Copyright Diana Smith 2018

Susan David’s meaty, insightful TED talk can be found here

3 thoughts on “On feelings that have been ‘programmed out’ of me”

  1. This is really heart-wrenching to read. And very interesting for me, as I always felt on the opposite end of the feeling spectrum: I felt so over-sensitive to everything that to me, I can only describe it as feeling like I was born without some invisible layer of skin missing that everyone else seems to have. I’m sure I’ve been told the same things, in fact I remember as a teenager becoming hardened to the phrase ‘get over it’, as though it was a simple thing to opt in or out of an emotional response. I had a reputation for crying at the drop of a hat. But in the same way that we can respond to being told ‘ you’re alright’ with silencing our emotions, I think we can also take away the idea that our emotions are something to be feared and dreaded and enter into a state of panic when we experience a particularly strong one.
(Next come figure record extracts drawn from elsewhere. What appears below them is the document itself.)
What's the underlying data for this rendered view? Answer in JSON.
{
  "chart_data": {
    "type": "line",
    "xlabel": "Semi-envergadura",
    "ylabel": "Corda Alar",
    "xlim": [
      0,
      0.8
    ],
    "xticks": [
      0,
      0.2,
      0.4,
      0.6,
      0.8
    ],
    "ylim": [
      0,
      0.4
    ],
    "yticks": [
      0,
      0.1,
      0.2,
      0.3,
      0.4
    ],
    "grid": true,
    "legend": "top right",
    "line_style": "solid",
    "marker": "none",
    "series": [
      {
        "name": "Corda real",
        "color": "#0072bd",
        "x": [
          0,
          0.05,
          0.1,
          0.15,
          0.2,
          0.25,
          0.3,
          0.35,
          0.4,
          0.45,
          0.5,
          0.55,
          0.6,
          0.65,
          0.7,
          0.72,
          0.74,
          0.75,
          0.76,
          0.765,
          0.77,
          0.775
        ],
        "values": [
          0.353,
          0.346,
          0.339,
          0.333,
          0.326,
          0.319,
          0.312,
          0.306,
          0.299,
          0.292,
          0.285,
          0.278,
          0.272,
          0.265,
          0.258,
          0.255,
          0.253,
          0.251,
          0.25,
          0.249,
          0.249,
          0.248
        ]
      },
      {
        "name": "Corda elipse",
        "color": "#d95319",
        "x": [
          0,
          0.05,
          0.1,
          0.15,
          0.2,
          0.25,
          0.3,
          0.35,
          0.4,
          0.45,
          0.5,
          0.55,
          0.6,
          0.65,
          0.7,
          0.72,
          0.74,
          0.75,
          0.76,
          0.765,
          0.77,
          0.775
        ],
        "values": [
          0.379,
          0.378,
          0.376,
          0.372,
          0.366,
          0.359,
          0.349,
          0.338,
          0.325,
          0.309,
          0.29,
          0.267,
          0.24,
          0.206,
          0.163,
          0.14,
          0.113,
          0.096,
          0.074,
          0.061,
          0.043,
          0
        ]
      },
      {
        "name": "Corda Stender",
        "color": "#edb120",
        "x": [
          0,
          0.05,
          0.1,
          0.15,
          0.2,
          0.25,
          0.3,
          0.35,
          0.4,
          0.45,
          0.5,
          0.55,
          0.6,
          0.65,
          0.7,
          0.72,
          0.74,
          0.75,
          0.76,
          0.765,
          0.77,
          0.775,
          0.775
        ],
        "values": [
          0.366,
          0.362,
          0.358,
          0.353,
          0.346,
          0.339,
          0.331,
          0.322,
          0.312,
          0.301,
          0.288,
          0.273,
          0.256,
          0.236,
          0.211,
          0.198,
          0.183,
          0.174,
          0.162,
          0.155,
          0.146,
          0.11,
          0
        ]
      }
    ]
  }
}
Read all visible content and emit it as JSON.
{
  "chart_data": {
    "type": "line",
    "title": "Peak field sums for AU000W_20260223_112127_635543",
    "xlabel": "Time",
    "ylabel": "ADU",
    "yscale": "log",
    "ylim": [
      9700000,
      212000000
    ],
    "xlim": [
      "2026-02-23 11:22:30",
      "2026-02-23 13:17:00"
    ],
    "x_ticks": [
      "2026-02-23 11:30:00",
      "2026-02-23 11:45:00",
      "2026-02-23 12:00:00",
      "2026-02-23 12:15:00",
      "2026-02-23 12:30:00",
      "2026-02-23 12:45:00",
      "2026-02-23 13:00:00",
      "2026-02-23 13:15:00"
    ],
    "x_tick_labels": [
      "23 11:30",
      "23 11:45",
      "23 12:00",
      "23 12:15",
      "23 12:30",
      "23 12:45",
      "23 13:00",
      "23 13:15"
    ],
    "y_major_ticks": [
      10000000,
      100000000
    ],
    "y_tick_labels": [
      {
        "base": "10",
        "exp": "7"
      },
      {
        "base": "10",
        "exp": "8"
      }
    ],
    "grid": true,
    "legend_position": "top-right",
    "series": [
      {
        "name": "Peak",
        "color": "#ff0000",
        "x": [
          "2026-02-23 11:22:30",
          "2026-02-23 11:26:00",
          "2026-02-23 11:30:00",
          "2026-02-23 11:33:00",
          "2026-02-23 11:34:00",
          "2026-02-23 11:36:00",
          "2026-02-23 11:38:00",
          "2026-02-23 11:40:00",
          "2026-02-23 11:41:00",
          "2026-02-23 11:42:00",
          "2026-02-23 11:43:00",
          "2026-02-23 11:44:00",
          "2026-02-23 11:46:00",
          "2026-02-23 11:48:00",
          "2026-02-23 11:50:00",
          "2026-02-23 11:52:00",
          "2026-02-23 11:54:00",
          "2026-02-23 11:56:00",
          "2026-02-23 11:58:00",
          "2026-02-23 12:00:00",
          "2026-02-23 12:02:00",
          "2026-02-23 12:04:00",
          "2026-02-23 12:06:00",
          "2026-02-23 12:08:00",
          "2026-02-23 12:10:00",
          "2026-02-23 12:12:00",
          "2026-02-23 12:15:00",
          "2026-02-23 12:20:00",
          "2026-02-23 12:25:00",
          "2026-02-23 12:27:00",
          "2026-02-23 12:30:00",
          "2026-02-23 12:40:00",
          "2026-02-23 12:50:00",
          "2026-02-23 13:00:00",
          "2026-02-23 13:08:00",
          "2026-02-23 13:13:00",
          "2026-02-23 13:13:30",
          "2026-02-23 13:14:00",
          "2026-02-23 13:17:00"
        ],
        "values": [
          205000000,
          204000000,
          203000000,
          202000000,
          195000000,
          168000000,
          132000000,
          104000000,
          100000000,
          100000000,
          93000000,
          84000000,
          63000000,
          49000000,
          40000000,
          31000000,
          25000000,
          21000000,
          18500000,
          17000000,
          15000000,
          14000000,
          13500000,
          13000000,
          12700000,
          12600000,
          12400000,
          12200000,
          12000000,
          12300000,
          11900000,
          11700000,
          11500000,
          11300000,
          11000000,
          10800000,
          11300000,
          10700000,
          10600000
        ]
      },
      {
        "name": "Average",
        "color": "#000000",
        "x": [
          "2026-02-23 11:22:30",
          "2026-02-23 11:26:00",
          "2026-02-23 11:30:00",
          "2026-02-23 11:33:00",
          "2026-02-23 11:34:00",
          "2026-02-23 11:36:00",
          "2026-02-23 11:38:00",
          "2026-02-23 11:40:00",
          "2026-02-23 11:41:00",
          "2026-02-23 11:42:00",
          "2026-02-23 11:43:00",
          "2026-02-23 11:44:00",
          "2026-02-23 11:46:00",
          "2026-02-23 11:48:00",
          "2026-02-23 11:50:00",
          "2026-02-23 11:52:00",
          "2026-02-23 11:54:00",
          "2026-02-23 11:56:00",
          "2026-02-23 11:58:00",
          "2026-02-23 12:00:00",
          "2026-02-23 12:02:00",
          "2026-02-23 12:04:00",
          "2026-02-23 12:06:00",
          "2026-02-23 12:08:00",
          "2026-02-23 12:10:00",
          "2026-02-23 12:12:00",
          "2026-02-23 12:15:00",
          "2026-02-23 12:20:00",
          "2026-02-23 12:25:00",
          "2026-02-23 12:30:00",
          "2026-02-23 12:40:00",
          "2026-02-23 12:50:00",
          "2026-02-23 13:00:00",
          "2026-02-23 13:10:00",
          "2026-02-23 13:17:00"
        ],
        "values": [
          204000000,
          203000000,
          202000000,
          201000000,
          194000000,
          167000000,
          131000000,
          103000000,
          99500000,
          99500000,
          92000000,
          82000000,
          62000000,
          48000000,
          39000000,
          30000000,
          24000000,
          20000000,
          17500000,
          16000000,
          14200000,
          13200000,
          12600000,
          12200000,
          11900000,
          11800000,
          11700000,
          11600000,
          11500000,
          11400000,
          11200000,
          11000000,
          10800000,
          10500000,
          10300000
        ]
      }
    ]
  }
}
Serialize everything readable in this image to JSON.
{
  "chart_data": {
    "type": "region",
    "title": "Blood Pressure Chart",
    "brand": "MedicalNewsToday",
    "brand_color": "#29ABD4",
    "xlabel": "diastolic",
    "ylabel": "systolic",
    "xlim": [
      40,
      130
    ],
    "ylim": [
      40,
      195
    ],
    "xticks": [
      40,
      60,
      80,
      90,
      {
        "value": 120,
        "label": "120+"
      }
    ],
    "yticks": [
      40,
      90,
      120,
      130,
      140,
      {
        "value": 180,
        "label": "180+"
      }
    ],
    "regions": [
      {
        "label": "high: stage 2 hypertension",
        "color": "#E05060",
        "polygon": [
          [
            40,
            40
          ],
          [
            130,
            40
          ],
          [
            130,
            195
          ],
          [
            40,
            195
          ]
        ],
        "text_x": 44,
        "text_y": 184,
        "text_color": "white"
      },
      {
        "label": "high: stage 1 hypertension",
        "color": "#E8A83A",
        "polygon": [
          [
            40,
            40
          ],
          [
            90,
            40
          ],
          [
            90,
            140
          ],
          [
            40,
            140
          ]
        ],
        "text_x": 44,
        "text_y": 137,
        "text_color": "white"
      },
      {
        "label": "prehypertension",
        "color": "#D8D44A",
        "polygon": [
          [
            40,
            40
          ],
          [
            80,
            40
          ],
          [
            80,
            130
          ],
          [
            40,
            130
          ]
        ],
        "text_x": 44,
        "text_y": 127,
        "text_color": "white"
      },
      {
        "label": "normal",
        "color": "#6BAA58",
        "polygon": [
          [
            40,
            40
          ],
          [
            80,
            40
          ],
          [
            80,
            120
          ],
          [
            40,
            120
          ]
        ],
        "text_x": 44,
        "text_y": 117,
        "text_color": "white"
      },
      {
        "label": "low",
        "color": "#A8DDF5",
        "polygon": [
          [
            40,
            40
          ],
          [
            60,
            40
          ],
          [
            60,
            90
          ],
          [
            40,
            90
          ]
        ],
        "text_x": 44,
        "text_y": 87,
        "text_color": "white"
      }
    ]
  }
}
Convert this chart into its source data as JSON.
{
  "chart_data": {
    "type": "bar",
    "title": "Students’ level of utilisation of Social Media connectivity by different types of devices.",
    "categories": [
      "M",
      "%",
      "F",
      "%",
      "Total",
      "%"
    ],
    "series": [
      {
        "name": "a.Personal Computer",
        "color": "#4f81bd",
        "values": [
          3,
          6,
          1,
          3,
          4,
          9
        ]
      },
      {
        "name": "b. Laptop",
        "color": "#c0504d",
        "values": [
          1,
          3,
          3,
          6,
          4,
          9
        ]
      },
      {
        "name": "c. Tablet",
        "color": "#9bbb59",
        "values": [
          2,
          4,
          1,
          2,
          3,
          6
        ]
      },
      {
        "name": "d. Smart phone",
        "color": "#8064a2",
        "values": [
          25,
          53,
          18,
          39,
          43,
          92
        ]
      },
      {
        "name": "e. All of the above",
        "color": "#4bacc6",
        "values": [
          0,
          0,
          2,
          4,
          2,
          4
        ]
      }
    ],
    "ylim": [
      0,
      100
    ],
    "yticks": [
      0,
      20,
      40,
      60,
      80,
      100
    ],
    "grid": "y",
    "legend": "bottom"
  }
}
    I remember reading a response in a self help book of the author speaking to her depressed son, saying, ‘they’re only your feelings, you can handle your own feelings’ and being outraged at the simplicity of the statement. Surely ‘only’ our feelings have led people to despair, suicide, murder and much lesser degrees of action in a direct manifestation of our emotions. Surely difficult or painful feelings are never to be taken lightly, even if they seem trivial when externalised? Maybe I misunderstood her response. Maybe what you and I have in common is a fear that our emotions will be the end of us. In any case, it’s certainly nice to talk to someone about something I might be going through, and feel like they aren’t dismissive of my pain. I swear it takes the sting out of an emotion.

    Liked by 1 person

    1. Thanks so much for taking the time to write such a heart felt response Ariel. And I love what you say about compassion and people not being ‘dismissive of your pain,’ I love how you say it ‘takes the sting out.’ And you’re so right- we totally need our wounds and suffering witnessed before we can metabolise it ourselves. We need someone who is willing to walk into the wilderness with us and not just leave us on our own to ‘handle our own feelings.’ You’re right, those places are super frightening to be left alone, at night, with no one else there. Especially ‘particularly strong’ feelings as you say and feelings we aren’t familiar with. We often need someone to hold our hand when we walk through those landscapes. And such a good point about different siblings having radically different experiences despite the same parents- someone can shut down while another one goes into hyper-vigilance.